Yargının önemli bir ayağı olan ve bu sürecin ayrılmaz bir bölümünü temsil eden savunma ve onun örgütleri, her demokratik toplumda insan haklarının en önemli güvencesidir. İnsan hakları deyimi elbette çalışma hakkını ve çalışanların örgütlenme, toplu iş sözleşmesi, iş güvencesi, işçi sağlığı ve güvenliği gibi temel hakları da kapsamaktadır. Barolar ve üst kuruluşlar bu hakların varlığından da sorumlu olmak durumundadır. Bu hakların yasalarda varlığı önemlidir ama daha önemlisi, bu hakların uygulanmasının denetimi ve bu amaçla Parlamento çalışmalarının ve bürokratik uygulamaların yakından izlenmesidir.
İstanbul Barosu ve başka bazı Barolar, İş Hukuku Komisyonları kurarak bu konudaki gelişmeleri düzenledikleri seminer ve sempozyumlarla değerlendirmektedir. TBB geçen yıl İnsan Hakları Günü dolayısı ile düzenlediği Uluslararası Sözleşmelerin Işığında Ülkemizde Çalışma Hakkı İhlalleri konulu bir panel yapmış ve konuyu ilk defa çalışmaları kapsamına alarak önemli bir adım atmıştır. Bu adım önemli ama yeterli değildir. Bu konuda TBB’ye daha büyük sorumluluklar düşmektedir.
Tüm demokratik ülkelerde çalışma koşullarının insan onuruna yaraşan bir biçimde uygulanması için Uluslararası Çalışma Örgütü (ILO) yoğun çaba harcayan bir örgüttür. Bu örgüt yapısı içindeki komiteler aracılığı ile, her ülkede uygulamanın nasıl olduğu, ILO Sözleşme ve Tavsiye Kararları’na ne kadar saygı duyulduğu konusunda gözlemler yapar ve gözlemlerinin sonucunu üst kurullara bildirir. Her yıl Haziran ayında Cenevre’de yapılan ILO Konferası’nda (Genel Kurulunda) bu raporlar gündeme getirilir. ILO normlarına uymayan ülkelerin dikkati çekilir. Bu, bir anlamda o ülkelerin diğer devletler ve örgütler karşısında utanılacak bir duruma getirilmesidir.

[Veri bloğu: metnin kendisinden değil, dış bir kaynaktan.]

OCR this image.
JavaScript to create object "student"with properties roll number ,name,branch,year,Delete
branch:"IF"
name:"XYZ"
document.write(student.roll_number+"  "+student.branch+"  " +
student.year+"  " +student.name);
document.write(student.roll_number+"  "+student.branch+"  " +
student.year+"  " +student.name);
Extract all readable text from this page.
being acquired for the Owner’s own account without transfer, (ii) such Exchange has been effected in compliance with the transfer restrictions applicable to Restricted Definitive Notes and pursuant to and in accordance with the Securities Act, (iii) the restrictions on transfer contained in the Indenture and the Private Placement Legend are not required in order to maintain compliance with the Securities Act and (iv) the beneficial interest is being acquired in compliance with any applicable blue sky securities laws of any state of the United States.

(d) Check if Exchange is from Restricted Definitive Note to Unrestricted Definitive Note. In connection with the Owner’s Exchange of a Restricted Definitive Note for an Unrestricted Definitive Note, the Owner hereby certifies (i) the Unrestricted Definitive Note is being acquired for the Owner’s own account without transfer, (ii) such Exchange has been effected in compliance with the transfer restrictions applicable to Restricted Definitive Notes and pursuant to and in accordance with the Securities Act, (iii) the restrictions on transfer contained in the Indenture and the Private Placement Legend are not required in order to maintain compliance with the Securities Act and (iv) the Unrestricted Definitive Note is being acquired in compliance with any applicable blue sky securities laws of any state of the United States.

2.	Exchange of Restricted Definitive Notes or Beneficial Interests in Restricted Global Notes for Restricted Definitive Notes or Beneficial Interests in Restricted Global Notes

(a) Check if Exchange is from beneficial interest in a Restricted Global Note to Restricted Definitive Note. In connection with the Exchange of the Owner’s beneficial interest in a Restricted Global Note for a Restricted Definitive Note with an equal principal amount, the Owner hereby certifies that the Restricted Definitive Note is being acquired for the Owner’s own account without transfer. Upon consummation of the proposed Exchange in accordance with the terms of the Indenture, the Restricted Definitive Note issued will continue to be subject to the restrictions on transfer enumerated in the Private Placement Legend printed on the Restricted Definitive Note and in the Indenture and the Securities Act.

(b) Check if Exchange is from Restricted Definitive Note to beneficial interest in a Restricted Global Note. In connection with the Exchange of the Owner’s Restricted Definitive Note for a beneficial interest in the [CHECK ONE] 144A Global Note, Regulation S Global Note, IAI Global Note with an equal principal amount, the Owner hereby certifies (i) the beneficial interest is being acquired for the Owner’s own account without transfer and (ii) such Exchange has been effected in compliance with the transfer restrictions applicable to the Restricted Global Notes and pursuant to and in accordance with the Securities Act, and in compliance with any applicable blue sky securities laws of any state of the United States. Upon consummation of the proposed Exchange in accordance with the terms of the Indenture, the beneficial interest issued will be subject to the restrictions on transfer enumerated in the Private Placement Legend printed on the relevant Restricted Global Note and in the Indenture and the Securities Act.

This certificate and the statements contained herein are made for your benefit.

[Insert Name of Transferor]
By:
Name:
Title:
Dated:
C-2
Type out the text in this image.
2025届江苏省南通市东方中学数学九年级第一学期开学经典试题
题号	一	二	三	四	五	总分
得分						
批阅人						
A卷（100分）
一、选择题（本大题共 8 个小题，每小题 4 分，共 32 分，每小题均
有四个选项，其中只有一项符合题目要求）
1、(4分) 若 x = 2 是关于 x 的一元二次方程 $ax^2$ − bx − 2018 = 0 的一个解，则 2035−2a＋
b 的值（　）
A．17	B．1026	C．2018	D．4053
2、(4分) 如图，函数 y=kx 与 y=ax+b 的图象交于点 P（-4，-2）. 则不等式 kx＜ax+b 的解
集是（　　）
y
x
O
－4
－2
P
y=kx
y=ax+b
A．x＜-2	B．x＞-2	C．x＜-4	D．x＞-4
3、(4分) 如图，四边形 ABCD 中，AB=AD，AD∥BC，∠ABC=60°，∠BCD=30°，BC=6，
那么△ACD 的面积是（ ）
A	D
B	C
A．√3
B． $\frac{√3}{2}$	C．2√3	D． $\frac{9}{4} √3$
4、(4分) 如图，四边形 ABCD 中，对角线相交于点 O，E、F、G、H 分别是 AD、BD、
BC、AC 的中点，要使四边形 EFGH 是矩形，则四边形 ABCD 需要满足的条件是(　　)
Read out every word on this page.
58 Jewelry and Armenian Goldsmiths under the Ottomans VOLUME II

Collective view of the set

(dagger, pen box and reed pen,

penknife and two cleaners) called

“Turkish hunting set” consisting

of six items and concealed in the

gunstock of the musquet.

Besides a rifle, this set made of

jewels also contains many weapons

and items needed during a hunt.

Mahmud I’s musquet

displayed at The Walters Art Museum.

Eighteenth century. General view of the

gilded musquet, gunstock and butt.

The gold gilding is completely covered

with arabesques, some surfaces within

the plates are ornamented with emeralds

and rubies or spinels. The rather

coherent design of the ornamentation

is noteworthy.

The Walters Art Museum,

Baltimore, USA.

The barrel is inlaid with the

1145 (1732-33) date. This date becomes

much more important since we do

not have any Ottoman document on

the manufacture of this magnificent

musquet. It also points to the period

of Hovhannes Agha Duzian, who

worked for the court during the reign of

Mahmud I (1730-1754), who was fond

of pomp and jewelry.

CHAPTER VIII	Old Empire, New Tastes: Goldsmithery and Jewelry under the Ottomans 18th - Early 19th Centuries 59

T.C. hükümetleri ILO normlarına uyulması konusunda hep sınıfta kalmışlar ve süreki ILO tarafından uyarılmışlardır. Bunun bir nedeni, ülkemizdeki sendika ve konfederasyonların siyasi iktidar üzerinde baskı kurma gücünün olmaması veya güçleri olsa bile bu gücü iktidara karşı kullanmaktan kaçınmalarıdır. Bunun için Türkiye iş kazası ölümlerinde dünyada birinci; çalışma hakkının ihlali konusunda ILO konferanslarında sürekli eleştirilen bir ülke olmaktan kurtulamamaktadır.
İşte bu noktada devreye TBB’nin girmesi ve bu alanda ciddi bir sorumluluk yüklenmesi gerekmektedir. Bu sorumluluğu bugüne kadar yapmadığı bir biçimde ILO ile yakın ilişkiler kurarak TC hükümetlerini ILO kararlarının uygulanması konusunda mercek altında tutarak yerine getirebilir.
Savunmanın en üst düzey temsilcisinin desteğini almak, onun ilgi alanına girmek işçilerimiz, memurlarımız, işçi ve memur sendikalarımız için çok önemli bir güvencedir. TBB’nin de bu kişi ve kurumları kapsama alanı içine alması ülke demokrasisini güçlendirecek son derece önemli ve yerinde bir açılım olur.
TBB yeni yönetiminin bu konuyu önemseyeceğini biliyor, kendilerini buradan selamlıyor ve başarılar diliyoruz.